One of Moog’s 635N engines was used by the MESSENGER spacecraft that recently ended its mission by crashing into the planet Mercury (on purpose, of course). Another Moog engine will be used by the Juno spacecraft to insert itself into Jupiter’s orbit in 2016. The Westcott facility provides production program for U.S. and European customers and has been heavily involved in new engine advances. Engineers are currently developing and testing the next generation high thrust engine for ESA’s interplanetary spacecraft programs. Moog is also supporting the testing of various “green propellants” in both facilities.

Moog is assessing how propulsion can be integrated with other areas of the company. In 2013, Moog acquired Broad Reach Engineering (BRE), which provides complete Integrated Avionics Units (IAUs), including Command and Data Handling (C&DH) and Electrical Power System (EPS) capabilities in addition to a range of specialized payload electronics. The avionics and propulsion capabilities, coupled with other key components like the EELV Secondary Payload Adapter (ESPA), are being leveraged into developing a family of Orbital Maneuvering Vehicles (OMVs).

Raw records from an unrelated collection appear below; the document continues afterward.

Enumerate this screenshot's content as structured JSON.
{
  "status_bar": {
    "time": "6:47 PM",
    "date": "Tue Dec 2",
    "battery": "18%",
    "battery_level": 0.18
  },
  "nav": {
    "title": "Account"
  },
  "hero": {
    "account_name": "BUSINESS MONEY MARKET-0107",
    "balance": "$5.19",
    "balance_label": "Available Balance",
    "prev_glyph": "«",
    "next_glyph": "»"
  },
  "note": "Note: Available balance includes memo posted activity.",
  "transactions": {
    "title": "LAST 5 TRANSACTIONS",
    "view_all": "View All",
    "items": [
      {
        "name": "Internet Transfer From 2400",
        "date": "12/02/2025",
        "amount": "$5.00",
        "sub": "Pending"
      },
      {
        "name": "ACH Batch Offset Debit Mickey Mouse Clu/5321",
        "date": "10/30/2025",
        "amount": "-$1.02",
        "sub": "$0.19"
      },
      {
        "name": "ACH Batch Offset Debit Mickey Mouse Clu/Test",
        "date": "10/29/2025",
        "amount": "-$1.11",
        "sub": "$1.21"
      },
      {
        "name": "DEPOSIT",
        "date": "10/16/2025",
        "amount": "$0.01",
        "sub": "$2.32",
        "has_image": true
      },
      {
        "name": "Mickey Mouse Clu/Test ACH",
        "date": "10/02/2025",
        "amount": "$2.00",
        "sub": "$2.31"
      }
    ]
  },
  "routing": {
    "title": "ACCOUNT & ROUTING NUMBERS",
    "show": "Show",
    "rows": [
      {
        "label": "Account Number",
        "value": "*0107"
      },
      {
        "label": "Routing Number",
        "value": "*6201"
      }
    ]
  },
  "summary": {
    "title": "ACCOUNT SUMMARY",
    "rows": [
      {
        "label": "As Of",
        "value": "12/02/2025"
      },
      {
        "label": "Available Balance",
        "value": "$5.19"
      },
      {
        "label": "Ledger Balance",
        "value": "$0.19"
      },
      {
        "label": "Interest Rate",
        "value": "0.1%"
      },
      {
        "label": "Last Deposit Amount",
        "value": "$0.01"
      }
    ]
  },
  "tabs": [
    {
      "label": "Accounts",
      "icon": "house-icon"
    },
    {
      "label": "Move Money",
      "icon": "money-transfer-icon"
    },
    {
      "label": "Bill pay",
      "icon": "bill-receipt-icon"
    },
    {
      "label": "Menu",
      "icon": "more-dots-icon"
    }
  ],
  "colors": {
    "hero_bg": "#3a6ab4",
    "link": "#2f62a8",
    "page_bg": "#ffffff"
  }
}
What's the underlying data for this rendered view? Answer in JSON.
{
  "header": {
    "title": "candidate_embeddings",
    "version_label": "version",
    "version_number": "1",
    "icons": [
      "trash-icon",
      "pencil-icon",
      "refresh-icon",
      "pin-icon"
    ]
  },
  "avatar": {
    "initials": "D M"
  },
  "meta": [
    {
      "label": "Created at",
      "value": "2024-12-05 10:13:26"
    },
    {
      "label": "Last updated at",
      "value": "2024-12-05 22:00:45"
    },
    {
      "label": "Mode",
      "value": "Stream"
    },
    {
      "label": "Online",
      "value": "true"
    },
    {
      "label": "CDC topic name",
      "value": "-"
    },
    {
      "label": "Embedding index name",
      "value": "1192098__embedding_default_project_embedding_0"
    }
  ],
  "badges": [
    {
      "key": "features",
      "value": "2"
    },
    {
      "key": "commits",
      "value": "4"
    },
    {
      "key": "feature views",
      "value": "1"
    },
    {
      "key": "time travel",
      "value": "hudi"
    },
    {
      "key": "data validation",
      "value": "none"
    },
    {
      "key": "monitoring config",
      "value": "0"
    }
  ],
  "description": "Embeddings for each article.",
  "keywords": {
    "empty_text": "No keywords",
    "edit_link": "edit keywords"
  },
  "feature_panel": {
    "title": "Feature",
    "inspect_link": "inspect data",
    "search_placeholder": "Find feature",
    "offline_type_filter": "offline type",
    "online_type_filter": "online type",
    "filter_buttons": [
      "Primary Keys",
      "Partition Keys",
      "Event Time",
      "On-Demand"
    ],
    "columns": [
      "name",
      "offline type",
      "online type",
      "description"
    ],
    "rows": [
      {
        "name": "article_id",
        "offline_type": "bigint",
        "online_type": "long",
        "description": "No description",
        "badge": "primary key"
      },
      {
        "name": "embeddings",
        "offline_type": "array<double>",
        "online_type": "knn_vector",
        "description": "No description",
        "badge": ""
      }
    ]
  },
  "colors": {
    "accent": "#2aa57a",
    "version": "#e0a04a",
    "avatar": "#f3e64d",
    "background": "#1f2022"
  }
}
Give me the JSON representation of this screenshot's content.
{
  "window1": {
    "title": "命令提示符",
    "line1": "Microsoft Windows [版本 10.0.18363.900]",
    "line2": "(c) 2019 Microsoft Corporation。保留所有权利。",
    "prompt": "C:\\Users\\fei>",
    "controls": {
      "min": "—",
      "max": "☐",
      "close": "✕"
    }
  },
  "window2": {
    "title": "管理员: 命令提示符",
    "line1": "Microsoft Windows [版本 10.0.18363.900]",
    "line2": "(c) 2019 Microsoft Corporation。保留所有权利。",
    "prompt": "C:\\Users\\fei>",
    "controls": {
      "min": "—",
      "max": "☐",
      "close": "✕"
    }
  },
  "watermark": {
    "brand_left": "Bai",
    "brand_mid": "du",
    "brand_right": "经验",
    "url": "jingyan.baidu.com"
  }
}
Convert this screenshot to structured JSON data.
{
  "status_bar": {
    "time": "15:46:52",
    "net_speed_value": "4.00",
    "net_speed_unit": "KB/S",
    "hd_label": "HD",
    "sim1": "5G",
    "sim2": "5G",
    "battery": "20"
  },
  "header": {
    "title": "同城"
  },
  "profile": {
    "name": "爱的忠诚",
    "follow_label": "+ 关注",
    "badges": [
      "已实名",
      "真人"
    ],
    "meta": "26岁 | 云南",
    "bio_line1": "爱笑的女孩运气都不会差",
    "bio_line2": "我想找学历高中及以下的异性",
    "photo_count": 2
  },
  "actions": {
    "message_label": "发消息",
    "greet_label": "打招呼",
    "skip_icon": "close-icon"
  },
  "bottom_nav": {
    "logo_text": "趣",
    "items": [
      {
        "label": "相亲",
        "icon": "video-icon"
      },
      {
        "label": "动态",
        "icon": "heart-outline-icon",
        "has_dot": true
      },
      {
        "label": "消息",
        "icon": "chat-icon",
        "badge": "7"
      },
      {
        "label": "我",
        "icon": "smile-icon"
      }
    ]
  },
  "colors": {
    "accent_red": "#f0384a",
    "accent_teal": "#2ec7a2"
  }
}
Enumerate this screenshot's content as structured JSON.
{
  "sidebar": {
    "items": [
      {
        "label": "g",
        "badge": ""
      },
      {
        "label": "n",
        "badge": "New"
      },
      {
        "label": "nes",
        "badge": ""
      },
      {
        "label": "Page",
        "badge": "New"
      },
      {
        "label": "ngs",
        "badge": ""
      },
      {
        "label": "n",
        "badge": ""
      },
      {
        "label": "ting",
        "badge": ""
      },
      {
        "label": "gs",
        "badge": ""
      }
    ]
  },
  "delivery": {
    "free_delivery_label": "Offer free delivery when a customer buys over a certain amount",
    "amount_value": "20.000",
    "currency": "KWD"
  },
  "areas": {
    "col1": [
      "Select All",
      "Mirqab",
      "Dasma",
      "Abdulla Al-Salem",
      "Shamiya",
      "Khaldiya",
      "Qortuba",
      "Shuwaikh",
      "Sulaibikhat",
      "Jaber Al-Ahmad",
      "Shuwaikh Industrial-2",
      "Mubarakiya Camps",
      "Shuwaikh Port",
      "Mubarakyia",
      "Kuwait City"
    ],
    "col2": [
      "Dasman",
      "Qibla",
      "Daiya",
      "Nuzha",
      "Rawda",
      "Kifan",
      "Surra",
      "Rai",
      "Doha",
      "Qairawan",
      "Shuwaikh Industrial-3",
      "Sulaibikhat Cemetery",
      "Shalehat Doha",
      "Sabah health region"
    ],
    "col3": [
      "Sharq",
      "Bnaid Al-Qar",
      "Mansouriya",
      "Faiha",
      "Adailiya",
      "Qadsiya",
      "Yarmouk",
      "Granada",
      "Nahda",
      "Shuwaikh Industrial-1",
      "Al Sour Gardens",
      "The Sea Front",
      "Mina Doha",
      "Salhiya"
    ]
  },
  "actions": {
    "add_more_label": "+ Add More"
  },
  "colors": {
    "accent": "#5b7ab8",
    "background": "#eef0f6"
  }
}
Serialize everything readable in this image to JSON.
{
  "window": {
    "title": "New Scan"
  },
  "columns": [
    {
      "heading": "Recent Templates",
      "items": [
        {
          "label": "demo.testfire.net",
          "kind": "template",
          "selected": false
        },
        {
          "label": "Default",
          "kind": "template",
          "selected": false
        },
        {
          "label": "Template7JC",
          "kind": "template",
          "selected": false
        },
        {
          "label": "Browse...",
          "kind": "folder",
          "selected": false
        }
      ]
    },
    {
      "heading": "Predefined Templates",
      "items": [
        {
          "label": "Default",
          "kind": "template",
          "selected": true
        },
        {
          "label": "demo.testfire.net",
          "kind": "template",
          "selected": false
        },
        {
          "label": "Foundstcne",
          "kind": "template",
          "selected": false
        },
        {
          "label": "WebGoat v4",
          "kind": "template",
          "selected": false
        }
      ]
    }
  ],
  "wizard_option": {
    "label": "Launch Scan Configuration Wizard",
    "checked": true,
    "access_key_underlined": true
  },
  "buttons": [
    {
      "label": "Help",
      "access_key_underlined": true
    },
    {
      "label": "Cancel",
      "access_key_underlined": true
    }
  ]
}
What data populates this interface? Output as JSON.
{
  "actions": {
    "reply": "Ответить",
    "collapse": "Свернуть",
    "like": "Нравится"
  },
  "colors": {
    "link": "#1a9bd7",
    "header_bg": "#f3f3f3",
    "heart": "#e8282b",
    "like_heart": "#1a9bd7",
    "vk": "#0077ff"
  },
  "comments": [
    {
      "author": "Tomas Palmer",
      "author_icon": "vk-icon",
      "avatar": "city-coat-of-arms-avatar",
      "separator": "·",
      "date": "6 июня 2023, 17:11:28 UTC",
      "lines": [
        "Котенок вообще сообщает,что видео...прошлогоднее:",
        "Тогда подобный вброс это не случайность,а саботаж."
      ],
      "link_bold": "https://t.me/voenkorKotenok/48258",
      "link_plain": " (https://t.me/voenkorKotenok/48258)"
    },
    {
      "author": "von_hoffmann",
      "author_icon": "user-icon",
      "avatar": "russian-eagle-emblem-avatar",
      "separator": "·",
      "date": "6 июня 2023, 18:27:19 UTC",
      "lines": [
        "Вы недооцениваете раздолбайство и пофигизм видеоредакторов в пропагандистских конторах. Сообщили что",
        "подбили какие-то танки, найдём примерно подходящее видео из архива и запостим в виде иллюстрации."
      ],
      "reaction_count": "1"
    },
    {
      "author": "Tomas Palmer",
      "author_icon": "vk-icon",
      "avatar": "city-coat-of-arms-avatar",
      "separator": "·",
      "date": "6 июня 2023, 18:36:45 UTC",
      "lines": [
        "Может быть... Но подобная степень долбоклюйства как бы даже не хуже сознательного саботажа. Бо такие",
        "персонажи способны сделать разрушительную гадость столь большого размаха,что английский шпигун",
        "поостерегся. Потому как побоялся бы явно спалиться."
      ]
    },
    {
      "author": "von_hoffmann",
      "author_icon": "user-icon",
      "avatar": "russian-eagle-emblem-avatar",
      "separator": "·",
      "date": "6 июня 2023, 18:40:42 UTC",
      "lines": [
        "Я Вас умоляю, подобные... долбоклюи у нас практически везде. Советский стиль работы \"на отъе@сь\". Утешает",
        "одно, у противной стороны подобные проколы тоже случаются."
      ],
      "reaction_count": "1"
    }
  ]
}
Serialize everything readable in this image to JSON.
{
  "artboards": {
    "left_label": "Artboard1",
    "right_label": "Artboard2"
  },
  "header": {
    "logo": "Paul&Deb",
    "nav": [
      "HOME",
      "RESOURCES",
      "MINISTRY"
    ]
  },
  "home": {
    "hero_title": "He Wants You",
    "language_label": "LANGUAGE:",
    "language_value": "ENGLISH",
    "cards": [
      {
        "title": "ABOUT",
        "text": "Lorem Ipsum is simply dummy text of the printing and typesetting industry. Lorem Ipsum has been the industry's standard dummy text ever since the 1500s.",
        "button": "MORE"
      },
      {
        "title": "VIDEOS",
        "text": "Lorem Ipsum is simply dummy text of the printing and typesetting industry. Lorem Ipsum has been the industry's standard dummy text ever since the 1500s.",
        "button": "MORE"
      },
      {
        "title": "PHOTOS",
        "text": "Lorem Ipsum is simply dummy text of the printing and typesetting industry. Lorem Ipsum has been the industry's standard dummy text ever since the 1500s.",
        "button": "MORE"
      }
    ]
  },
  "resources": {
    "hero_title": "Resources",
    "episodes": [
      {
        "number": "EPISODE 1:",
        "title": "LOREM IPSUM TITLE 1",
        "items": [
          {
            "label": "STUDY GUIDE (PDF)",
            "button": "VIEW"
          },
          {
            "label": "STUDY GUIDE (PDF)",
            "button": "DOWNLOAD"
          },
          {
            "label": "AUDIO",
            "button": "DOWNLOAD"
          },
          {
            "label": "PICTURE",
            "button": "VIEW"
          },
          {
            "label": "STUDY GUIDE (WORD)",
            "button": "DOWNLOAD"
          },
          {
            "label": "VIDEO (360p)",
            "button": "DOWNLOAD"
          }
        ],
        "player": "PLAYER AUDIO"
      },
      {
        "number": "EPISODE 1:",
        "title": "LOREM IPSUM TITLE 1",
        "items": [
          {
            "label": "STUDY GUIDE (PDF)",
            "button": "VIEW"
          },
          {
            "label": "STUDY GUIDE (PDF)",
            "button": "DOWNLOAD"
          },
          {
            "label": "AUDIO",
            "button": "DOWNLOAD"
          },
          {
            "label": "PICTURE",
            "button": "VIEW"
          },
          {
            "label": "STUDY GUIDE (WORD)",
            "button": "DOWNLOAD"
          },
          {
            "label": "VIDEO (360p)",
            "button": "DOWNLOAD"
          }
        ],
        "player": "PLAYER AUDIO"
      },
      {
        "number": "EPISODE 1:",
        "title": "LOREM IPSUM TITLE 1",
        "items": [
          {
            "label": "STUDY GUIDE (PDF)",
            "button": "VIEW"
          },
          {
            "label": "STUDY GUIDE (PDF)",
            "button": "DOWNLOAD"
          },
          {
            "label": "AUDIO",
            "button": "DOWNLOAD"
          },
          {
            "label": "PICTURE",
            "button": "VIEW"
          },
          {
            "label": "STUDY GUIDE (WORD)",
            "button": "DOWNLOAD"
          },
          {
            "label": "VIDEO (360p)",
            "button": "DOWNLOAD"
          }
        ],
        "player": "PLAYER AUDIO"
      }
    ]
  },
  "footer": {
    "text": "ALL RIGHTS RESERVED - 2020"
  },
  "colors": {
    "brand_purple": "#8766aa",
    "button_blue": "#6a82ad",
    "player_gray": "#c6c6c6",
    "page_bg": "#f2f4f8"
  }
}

Orbital Maneuvering Vehicles (OMVs).

This family of OMVs can be used in a wide variety of mission applications from supporting small spacecraft deployment (including Cubesats), hosted payload applications, carrier/tug vehicles, and motherships for applications in Earth orbit and beyond. In many cases, a combination of these missions can be integrated into a single platform to provide flexible options for space access and operation.

Moog is proud to support the global in-space propulsion industry and continues to develop and support products and technologies that are key to the space industry where performance really matters. 

Christopher Loghry is Space Systems Engineer who supports Moog’s Space Sector with his background in spacecraft propulsion. He joined Moog in 2012 as part of the AMPAC In-Space Propulsion (ISP) acquisition. He backs the ISP business in addition to the larger space business divisions. He currently works in the Space Access and Integrated Systems business unit in an engineering role supporting propulsion, launch vehicle and spacecraft missions.